Let me see if I understood the question. In terms of how we are proceeding with our renewables as we were before. We are getting project financing. We are seeing perhaps some areas be stronger than other areas. As I said, smaller projects in the states, we see demand particularly strong. At this point, about -- if you look at our renewables about 1 quarter is related to energy storage, and we see demand there very strong.
So I guess the question is, we basically see demand for like energy storage projects and renewables, especially for utilities is very strong. We have the green blend and extend angle in Latin America, and that remains strong for large, especially mining offtakers.
Your goal has been, what, 2 to 3 gigawatts a year. Is that still a reasonable expectation?
Yes, absolutely. And if you look at our run rate for the first trimester, it was 700 megawatts. So that's, quite frankly, almost on the button of what we were doing last year.
Well, the world changed between Q1 and Q2, which is why -- but you're keeping that expectation. That's really fantastic. Okay. That's it. And stay safe.
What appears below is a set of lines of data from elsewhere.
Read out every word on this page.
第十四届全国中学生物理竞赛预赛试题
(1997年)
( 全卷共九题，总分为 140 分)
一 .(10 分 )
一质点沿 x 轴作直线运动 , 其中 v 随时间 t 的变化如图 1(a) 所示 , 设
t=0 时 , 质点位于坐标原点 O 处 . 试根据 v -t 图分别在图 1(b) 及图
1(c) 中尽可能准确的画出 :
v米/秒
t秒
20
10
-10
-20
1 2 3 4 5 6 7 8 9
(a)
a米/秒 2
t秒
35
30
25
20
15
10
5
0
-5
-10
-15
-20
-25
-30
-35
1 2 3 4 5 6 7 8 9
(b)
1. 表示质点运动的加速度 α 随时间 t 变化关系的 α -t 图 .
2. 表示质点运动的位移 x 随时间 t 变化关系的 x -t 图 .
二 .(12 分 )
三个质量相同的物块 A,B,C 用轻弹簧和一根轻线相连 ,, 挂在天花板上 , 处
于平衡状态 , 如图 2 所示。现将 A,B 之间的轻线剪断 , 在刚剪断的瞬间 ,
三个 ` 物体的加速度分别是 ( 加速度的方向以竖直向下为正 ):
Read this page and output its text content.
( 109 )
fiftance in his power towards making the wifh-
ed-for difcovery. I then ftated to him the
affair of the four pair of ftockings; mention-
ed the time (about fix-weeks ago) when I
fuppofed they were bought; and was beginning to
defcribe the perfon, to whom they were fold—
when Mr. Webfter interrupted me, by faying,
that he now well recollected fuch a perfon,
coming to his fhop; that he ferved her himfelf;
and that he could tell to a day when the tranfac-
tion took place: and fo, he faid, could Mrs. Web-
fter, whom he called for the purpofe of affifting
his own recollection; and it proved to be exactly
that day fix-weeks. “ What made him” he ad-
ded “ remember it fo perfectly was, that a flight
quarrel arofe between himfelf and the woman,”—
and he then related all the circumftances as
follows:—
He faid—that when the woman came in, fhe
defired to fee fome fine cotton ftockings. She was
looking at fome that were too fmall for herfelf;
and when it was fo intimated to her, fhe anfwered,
This concludes our question-and-answer session. I would like to turn the conference back over to Ahmed Pasha for any closing remarks. Please go ahead, sir.
Thank you, everybody, for joining us on today's call. As always, the IR team will be available to answer any follow-up questions you may have. Thank you, and stay safe. Bye-bye. The conference has now concluded. Thank you for attending today's presentation. You may now disconnect.